Cybersecurity Experts Receive Faculty Promotions
Two faculty members in the School of Computer Science (SCS) have been promoted. Taesoo Kim was granted tenure as an associate professor, and Associate Chair Alexandra Boldyreva became a full professor.
“In his short time at Georgia Tech, Taesoo Kim has become a world leader in systems security, director of the System Software and Security Center, and a critical member of the Institute for Information Security and Privacy,” SCS Chair Lance Fortnow said.
“Sasha Boldyreva is an expert in applied cryptography, particularly in searchable encryptions, and we are honored to have them both on our faculty.”
Boldyreva has been a cryptographer in SCS since 2005. She is a leader in her field, co-editing the Cryptology ePrint archive, working as an associate editor of IEEE Transactions on Information Forensics and Security, and co-chairing the largest cryptography conference—CRYPTO—in 2018 and 2019.
Boldyreva recently stepped into the role of SCS’s associate chair for graduate education, in which she manages the school’s Ph.D. program, helps with student orientation, supervises admission, and assigns teaching assistants.
“Achieving full professor at Georgia Tech is a great honor and a privilege,” Boldyreva said. “I am thankful to my wonderful colleagues for their trust, mentoring, and support in reaching this milestone. I don't view it as the last milestone, but the beginning of a new direction in the work that I am doing.”
Kim joined the SCS faculty in 2014. His research focuses on building secure computing systems to detect and recover from cyberattacks. He earned a National Science Foundation CAREER award for his work on fuzzing, an automatic software-testing technique for finding bugs in complex programs.

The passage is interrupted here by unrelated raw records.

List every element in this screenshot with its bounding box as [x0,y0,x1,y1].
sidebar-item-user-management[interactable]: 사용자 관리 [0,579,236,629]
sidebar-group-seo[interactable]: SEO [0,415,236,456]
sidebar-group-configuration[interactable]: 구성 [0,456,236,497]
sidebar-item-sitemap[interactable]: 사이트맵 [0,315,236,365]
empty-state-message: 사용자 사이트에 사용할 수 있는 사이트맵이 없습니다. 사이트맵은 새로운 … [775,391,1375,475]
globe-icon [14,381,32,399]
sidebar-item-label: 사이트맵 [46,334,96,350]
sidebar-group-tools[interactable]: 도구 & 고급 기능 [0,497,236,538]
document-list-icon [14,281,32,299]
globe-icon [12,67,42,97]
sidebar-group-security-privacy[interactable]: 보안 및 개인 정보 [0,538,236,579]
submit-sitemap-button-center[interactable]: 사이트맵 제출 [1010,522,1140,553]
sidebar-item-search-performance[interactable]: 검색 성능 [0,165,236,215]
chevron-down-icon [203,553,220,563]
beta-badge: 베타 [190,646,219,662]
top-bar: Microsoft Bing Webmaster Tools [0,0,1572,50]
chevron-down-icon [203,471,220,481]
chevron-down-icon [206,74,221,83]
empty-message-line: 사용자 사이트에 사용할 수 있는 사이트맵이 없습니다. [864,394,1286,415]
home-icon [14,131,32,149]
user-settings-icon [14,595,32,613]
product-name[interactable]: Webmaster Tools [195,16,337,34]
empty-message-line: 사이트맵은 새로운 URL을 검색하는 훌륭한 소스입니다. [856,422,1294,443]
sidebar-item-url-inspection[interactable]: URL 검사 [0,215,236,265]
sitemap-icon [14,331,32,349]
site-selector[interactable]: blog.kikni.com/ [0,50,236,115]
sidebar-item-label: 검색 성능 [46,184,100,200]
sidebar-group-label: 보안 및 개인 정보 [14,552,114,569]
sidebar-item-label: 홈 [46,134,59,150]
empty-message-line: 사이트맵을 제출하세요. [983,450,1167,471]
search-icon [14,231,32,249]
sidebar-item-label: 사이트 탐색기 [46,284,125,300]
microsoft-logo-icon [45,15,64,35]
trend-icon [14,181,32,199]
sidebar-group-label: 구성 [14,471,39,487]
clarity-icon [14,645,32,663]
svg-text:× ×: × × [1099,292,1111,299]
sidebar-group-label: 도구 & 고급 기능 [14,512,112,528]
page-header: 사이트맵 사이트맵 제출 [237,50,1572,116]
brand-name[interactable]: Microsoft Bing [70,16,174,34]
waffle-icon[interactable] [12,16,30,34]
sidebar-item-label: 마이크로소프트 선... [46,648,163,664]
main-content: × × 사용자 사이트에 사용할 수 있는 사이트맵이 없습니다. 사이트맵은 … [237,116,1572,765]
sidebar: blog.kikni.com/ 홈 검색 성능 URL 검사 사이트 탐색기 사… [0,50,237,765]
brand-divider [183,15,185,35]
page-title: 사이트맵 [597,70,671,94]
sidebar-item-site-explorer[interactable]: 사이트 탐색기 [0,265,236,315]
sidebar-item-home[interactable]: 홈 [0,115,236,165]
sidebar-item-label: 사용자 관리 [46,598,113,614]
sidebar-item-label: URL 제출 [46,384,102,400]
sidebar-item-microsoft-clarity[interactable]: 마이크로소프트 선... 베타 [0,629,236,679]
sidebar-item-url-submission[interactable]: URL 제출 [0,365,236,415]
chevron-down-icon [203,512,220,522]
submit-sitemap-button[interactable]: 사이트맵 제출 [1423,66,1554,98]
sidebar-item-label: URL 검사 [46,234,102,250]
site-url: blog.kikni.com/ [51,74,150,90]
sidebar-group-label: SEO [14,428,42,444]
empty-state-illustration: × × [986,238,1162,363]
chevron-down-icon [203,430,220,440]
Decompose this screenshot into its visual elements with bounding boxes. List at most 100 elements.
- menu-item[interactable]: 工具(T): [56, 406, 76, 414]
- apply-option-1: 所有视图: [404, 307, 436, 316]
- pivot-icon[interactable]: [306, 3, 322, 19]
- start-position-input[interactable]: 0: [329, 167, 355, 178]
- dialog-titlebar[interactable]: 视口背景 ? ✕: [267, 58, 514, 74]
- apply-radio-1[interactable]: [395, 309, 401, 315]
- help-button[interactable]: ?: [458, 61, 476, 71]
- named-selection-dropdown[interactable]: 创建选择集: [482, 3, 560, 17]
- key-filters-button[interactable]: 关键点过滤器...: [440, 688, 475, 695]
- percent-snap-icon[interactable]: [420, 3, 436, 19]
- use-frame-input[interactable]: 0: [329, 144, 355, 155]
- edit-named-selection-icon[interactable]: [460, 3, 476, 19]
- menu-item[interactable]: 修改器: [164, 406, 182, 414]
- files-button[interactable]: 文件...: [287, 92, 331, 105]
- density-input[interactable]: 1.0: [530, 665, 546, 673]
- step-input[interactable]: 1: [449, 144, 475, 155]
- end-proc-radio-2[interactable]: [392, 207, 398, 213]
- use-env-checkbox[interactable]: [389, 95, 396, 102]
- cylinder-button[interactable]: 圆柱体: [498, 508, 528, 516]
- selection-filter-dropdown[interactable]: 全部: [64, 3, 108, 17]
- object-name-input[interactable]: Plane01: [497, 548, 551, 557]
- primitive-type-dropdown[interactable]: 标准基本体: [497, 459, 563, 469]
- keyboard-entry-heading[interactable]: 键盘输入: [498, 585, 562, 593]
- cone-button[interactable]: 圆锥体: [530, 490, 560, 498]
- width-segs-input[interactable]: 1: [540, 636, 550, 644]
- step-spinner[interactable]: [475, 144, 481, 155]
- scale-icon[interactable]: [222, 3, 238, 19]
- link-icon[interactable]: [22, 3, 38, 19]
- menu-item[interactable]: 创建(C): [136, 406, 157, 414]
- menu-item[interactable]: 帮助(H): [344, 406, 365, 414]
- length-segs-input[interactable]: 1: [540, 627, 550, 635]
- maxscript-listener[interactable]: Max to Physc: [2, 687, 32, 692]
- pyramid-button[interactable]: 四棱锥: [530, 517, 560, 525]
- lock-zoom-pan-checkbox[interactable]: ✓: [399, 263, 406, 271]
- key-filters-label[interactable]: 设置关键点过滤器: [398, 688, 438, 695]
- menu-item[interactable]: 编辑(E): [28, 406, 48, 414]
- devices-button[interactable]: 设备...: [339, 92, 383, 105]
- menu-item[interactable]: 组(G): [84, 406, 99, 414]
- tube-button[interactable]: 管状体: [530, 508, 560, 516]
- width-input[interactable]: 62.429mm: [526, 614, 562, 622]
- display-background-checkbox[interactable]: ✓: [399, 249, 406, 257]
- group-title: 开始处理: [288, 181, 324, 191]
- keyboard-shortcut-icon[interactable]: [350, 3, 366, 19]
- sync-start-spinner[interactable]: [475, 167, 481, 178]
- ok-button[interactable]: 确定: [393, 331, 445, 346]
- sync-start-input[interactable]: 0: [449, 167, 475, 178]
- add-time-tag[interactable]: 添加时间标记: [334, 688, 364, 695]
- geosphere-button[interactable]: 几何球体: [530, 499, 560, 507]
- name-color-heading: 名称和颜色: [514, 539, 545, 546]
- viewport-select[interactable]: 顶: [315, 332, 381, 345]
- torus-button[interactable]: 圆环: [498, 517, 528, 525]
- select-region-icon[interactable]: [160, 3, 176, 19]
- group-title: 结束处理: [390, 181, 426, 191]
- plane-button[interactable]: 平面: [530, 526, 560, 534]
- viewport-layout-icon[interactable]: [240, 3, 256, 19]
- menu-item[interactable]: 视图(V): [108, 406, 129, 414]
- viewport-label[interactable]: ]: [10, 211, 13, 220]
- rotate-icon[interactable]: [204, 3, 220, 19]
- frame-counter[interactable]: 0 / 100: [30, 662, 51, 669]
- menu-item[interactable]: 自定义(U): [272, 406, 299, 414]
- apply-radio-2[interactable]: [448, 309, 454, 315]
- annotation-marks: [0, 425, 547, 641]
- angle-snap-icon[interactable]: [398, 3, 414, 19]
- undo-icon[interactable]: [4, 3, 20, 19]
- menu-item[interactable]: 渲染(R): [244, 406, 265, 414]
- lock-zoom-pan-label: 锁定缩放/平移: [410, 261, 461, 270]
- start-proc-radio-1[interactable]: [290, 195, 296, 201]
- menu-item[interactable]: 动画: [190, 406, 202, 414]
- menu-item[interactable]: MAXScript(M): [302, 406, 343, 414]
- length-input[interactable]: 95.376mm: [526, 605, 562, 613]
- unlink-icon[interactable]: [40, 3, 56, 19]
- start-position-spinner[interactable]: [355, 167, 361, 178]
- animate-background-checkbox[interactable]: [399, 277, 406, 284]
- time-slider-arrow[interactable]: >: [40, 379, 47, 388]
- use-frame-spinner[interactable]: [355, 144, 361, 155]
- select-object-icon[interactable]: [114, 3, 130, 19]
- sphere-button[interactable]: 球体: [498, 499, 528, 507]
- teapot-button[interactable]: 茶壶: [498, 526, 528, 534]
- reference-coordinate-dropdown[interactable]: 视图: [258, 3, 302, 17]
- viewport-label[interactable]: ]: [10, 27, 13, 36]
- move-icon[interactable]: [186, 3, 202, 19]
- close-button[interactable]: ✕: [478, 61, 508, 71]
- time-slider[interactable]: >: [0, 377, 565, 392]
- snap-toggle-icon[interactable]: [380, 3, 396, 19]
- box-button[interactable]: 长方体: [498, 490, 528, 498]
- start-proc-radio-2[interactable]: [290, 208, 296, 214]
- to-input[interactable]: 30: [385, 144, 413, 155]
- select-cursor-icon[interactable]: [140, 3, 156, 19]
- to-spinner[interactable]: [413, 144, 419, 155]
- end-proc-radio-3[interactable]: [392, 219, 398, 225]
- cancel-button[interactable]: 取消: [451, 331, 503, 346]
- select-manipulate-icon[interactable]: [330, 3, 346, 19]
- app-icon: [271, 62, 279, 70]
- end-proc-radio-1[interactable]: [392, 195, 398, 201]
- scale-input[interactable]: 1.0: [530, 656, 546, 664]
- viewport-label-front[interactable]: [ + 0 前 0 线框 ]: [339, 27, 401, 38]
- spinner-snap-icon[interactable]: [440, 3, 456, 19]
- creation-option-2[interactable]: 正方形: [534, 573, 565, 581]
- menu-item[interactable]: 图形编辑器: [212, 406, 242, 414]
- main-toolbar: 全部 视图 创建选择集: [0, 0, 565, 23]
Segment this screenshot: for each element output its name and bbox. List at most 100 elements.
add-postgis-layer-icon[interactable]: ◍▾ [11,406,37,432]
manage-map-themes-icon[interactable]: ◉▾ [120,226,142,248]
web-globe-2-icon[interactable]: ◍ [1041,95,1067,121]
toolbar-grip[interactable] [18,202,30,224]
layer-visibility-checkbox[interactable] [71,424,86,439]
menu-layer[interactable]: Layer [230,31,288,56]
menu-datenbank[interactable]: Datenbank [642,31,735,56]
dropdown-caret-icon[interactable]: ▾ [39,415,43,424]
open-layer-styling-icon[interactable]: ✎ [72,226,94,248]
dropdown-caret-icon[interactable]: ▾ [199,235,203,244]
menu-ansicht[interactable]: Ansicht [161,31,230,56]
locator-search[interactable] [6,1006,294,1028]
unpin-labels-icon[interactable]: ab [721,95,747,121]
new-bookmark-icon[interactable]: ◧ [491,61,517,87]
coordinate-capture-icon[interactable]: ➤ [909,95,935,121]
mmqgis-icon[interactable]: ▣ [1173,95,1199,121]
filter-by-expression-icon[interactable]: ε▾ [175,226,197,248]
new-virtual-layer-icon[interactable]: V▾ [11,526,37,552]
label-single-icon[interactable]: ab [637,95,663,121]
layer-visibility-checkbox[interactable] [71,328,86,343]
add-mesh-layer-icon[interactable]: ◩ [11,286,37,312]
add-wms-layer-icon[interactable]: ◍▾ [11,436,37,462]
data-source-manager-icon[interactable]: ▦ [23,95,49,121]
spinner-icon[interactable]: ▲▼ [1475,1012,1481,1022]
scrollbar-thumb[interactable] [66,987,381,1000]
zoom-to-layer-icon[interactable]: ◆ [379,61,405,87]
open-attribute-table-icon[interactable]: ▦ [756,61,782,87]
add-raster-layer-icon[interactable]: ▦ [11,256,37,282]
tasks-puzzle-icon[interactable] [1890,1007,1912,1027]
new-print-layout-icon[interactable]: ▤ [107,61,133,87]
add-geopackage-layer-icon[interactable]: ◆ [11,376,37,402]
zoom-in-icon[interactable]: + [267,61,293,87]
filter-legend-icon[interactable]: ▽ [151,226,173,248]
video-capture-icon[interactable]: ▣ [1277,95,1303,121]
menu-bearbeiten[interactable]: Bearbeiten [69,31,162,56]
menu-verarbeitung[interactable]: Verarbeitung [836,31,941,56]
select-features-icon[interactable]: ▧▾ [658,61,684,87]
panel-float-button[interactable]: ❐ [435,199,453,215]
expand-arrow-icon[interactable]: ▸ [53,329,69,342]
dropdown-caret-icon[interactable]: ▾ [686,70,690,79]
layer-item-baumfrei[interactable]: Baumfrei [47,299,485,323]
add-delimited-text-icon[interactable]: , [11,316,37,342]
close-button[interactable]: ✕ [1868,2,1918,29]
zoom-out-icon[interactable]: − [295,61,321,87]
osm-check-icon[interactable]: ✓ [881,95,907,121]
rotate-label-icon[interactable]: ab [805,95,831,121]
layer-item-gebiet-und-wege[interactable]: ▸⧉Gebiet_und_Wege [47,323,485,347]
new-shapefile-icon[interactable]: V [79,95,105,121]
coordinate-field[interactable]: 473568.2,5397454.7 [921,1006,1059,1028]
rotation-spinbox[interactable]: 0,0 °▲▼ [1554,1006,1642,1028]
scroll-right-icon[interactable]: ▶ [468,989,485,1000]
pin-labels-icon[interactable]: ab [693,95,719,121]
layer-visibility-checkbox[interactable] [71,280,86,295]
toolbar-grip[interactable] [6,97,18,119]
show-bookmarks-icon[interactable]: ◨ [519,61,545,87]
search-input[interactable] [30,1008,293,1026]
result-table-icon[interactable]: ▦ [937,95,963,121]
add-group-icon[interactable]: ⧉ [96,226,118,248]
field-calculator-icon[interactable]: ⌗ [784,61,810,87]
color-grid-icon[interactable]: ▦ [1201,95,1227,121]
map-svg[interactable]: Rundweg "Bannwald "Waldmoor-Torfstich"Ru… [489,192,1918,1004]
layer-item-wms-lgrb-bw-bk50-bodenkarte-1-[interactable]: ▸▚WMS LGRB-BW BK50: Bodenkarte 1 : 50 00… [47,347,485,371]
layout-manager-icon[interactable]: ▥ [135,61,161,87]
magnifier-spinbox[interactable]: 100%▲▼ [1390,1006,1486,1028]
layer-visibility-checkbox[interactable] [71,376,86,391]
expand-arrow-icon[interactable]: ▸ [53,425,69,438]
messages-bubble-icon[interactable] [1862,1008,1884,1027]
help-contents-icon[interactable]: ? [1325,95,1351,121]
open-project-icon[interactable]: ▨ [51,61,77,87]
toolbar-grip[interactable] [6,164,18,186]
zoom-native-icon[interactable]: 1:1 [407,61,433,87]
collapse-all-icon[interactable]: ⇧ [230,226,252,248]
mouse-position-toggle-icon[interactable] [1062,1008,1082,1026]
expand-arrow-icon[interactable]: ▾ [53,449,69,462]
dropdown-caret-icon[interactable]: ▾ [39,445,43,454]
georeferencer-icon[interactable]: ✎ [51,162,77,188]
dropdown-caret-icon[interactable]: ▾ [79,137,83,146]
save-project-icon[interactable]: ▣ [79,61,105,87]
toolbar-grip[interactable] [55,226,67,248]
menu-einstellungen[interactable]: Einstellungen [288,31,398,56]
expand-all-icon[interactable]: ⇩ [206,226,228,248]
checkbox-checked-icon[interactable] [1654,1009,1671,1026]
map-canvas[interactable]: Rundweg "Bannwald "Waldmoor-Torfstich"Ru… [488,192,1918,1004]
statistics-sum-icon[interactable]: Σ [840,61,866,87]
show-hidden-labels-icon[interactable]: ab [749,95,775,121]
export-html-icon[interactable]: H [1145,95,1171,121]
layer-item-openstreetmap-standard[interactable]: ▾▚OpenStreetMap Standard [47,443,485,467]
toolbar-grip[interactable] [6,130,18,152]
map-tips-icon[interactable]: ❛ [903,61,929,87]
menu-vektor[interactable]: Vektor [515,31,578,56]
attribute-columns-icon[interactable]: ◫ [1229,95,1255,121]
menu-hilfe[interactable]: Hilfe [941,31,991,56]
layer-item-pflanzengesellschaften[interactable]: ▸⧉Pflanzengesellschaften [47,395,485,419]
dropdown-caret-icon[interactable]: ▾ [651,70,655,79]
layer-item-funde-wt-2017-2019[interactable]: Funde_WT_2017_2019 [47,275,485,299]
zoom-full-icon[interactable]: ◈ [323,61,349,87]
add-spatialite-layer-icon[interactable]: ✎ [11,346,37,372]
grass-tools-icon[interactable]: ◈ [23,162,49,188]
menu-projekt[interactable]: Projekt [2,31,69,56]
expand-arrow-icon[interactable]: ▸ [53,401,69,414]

For his efforts, Kim earned the Catherine M. and James E. Allchin Early Career Professorship, an endowed position that celebrates an early career professor who demonstrates considerable promise in the field of computing.
“It's my privilege and honor to have tenure at Georgia Tech,” Kim said. “With tenure, I will have more opportunities to explore high-risk, but high-return research projects.”